Daniel slept in a lions den
Peter slept in a prison
Jesus slept in a stormNo matter the circumstance, you can always take a nap.
Army barbers get paid to shave their privates.
Just gave a homeless man $5 because I know what it’s like to be sober.
Lost my car keys so I’m forcing the guy at Home Depot to make me new ones based on what I remember about them.
I’ve started dating myself exclusively but it’s not working out
*still laughing at a real estate ad I saw yesterday for a beautiful farmhouse “off the beating path”*
[first day as a waiter]
Customer: We’ve been waiting forever.
Me: ME TOO.
11yo: What are you doing?
me: shhh. Mommy’s napping.
11yo: On the treadmill?
Hell hath no fury like a woman proving herself by parallel parking
Me in my 20s: [faking it till I make it]
Me in my 30s: [still faking it till I make it]
Me on my deathbed: ANY day now
You never see zombies lying around being lazy, so maybe we should EMBRACE the possibility of a zombie apocalypse.

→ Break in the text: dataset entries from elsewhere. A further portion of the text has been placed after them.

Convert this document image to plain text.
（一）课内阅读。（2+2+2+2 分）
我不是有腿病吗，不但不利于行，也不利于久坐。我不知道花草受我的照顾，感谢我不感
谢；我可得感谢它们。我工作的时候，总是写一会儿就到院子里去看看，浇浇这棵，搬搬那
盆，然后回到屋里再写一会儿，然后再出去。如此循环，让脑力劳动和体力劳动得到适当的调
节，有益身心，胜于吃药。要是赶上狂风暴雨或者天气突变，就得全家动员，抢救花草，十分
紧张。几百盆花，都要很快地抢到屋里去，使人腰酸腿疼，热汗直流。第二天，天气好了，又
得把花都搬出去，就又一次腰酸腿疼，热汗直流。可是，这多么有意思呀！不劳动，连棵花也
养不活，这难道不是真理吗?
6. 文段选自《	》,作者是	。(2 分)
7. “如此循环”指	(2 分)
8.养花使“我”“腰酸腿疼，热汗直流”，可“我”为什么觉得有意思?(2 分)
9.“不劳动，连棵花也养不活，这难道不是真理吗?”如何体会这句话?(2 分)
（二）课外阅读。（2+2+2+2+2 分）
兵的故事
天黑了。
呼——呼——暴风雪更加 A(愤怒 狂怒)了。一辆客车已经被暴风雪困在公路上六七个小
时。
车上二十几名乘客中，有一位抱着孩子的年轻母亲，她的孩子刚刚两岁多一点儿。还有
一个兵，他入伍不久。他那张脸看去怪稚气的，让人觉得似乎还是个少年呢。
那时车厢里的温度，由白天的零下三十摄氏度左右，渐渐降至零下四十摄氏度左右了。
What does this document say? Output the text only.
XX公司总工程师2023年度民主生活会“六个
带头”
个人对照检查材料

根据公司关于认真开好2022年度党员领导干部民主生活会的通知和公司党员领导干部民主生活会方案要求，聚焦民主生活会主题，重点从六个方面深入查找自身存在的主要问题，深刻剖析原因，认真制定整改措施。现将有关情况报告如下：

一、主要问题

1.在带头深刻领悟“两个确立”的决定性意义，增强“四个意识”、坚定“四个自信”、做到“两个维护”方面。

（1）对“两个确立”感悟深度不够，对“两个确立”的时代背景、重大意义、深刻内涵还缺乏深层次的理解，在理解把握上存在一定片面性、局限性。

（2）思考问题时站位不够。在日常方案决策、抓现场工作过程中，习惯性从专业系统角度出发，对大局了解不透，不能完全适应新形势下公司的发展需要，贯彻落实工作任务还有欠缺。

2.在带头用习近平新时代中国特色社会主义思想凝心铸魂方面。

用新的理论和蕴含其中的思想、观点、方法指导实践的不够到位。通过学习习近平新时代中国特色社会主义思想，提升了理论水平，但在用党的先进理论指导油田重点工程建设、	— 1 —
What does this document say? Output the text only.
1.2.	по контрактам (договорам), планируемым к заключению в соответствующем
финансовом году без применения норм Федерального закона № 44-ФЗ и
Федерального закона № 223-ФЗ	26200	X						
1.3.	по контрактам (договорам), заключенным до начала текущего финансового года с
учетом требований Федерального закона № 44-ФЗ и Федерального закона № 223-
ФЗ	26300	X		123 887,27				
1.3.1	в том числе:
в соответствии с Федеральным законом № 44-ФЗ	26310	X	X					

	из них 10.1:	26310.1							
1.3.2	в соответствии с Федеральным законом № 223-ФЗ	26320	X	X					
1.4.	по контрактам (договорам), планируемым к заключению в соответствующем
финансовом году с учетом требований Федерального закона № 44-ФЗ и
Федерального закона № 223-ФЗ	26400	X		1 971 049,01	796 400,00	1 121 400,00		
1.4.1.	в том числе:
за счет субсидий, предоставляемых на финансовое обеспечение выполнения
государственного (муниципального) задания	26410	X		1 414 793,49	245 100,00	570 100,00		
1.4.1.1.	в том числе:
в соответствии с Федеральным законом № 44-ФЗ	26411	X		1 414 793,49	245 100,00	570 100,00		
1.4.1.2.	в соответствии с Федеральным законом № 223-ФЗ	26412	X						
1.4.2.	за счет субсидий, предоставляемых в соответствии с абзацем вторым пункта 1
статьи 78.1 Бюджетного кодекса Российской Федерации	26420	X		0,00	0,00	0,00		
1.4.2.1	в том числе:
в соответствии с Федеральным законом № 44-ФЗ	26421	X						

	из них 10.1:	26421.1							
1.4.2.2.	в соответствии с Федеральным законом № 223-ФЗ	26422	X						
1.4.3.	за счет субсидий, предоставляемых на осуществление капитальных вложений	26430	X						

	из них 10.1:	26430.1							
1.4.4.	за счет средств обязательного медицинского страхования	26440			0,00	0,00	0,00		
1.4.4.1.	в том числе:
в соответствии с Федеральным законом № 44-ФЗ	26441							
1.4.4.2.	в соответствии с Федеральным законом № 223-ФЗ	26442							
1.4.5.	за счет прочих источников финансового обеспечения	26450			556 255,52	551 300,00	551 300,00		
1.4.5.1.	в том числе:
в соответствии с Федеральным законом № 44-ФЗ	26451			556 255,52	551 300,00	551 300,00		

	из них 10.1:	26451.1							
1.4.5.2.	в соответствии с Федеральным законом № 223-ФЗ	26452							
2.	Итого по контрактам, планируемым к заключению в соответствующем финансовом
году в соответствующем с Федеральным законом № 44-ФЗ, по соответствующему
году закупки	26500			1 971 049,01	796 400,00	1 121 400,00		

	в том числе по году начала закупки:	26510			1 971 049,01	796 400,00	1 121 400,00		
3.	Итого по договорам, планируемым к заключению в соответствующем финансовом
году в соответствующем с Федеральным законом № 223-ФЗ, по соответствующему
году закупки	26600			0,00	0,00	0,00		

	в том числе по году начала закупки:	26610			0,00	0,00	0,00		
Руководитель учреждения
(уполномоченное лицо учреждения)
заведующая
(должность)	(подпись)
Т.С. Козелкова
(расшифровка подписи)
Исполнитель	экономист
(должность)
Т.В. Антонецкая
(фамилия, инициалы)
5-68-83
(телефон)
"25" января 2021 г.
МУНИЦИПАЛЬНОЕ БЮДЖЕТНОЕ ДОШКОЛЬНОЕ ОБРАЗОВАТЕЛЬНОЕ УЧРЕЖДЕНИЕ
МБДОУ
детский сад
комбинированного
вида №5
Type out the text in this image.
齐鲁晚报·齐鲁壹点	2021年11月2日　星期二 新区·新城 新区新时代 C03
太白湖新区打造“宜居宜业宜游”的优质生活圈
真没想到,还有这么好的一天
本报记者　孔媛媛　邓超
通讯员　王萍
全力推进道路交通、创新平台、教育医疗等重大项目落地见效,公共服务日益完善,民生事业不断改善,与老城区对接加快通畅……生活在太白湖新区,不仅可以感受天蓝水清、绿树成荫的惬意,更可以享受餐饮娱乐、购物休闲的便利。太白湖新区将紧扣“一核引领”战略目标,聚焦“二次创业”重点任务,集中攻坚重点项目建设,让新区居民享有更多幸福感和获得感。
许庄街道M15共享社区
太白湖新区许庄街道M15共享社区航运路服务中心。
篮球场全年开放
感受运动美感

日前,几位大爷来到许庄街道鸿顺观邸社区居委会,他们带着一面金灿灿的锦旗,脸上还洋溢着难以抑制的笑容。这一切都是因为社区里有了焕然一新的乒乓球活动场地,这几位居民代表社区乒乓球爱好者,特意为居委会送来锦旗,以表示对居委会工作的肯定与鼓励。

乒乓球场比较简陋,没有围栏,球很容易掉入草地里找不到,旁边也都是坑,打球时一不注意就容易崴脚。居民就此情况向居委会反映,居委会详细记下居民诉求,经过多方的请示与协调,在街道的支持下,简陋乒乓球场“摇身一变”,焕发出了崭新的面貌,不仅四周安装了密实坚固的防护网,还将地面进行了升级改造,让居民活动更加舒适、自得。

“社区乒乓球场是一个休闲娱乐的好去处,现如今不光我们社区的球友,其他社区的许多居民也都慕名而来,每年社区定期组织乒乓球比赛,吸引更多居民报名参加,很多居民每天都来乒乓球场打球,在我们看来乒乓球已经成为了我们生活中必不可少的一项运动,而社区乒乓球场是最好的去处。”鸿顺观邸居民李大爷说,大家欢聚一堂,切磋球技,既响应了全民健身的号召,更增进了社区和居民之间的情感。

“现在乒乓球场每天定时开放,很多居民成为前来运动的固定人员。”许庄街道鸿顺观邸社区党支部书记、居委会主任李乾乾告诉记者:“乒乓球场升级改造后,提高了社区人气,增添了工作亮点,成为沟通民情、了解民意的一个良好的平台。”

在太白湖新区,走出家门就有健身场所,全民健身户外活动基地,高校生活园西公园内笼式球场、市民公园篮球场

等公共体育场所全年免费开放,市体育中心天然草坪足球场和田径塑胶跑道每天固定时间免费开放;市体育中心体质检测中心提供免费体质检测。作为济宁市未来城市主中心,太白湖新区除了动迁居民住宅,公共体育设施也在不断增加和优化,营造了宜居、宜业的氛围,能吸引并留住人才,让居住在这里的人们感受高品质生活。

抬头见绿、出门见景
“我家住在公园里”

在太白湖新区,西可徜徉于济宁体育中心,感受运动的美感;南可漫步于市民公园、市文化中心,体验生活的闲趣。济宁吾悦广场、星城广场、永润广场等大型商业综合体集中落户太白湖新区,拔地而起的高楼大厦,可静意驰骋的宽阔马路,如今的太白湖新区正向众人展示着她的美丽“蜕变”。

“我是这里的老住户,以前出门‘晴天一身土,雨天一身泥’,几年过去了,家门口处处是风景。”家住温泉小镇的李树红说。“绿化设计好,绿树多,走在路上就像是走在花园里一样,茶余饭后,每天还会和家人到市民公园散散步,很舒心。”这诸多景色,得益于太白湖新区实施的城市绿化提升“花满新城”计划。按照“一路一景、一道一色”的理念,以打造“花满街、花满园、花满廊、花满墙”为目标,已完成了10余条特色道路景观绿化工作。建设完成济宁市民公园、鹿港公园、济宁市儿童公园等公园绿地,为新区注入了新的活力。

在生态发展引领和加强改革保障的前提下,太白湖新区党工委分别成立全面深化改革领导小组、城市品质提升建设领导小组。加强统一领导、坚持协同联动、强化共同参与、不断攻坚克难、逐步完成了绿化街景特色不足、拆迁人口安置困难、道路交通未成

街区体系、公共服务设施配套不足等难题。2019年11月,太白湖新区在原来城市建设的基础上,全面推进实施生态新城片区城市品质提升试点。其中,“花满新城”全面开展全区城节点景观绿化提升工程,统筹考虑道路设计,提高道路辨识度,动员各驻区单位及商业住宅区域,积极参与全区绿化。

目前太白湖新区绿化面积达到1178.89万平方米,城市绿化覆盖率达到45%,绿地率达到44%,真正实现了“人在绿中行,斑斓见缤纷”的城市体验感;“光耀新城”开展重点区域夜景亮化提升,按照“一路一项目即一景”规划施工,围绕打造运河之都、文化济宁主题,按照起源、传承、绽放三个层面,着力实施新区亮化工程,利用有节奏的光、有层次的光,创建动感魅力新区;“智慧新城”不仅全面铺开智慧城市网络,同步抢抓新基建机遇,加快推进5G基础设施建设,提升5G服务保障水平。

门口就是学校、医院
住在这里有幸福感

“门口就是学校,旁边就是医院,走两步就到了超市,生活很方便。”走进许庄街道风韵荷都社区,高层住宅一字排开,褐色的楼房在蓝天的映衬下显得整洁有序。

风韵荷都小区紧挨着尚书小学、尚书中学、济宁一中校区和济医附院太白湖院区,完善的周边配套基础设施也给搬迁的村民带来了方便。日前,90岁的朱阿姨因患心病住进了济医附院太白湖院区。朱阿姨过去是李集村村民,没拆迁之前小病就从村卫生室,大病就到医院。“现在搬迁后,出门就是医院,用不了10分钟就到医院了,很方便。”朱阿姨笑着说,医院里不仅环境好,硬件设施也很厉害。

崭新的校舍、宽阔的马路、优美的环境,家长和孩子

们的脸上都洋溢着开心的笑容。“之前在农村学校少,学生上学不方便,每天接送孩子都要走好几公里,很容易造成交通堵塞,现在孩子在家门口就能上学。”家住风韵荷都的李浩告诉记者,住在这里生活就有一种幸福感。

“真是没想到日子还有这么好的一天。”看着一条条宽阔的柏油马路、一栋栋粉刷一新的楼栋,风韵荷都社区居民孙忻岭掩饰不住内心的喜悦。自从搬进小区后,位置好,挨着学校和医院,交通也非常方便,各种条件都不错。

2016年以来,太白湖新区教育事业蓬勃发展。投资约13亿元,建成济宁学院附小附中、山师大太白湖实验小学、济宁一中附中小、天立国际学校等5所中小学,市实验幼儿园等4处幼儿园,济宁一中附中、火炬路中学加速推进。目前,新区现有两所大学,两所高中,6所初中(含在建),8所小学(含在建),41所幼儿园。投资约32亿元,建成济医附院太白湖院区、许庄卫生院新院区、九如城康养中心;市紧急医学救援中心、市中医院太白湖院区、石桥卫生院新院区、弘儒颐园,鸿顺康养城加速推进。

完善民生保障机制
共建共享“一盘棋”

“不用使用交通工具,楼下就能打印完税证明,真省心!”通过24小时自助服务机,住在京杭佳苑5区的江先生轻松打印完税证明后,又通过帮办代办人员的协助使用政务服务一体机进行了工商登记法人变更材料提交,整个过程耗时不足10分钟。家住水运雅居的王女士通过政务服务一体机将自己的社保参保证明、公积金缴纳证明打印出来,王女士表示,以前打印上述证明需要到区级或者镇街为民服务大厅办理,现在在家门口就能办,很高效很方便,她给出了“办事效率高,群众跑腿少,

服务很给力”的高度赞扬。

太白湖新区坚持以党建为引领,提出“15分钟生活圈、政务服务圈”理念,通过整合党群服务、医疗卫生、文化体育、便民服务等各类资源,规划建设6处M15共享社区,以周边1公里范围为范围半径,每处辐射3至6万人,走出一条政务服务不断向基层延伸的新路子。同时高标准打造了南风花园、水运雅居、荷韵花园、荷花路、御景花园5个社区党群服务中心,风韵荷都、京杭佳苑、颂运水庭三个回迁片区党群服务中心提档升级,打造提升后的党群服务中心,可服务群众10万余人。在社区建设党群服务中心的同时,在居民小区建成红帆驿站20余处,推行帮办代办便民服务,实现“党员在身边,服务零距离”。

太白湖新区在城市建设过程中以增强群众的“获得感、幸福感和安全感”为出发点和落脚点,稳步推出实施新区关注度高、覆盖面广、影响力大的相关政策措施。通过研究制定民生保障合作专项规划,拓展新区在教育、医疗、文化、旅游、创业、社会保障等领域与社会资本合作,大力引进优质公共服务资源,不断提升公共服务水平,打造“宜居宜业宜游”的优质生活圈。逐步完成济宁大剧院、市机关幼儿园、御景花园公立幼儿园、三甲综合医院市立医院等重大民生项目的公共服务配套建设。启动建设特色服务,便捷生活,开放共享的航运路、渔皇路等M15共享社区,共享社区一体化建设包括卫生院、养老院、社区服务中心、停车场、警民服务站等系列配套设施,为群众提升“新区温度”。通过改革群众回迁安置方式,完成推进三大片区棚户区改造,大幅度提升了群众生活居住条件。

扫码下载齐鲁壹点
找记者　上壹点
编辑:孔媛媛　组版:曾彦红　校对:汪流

I think it could turn some of us into real go-getters.
the closest I’ve ever come to a threesome was when I was mowing the lawn and I got hit in the face by two dragonflies having sex in mid air
It makes me feel sick that i come from such a long line of hypochondriacs.
Me, to myself: you are your harshest critic and no one else will notice your face is breaking out
3: Mommy! Is that a pimple? Is that a pimple? Wow, you have so many pimples! They’re everywhere!
Person: How are you going to get over this curb?
Me [from my wheelchair]: I don’t know. This curb and I have been through a lot together.
Why are they called bars and not alcohalls?
Son (pointing): “Daddy what’s that?”
Me: “that’s a goat.”
Son: “Why?”
Me: …
When people put pics of their vacation on FB I write: I saw fire trucks outside your house but I’m sure you already know, have a great time!
If I win Powerball, I’m having at least six of you killed. Four of you know who you are. I think the other two will be very surprised.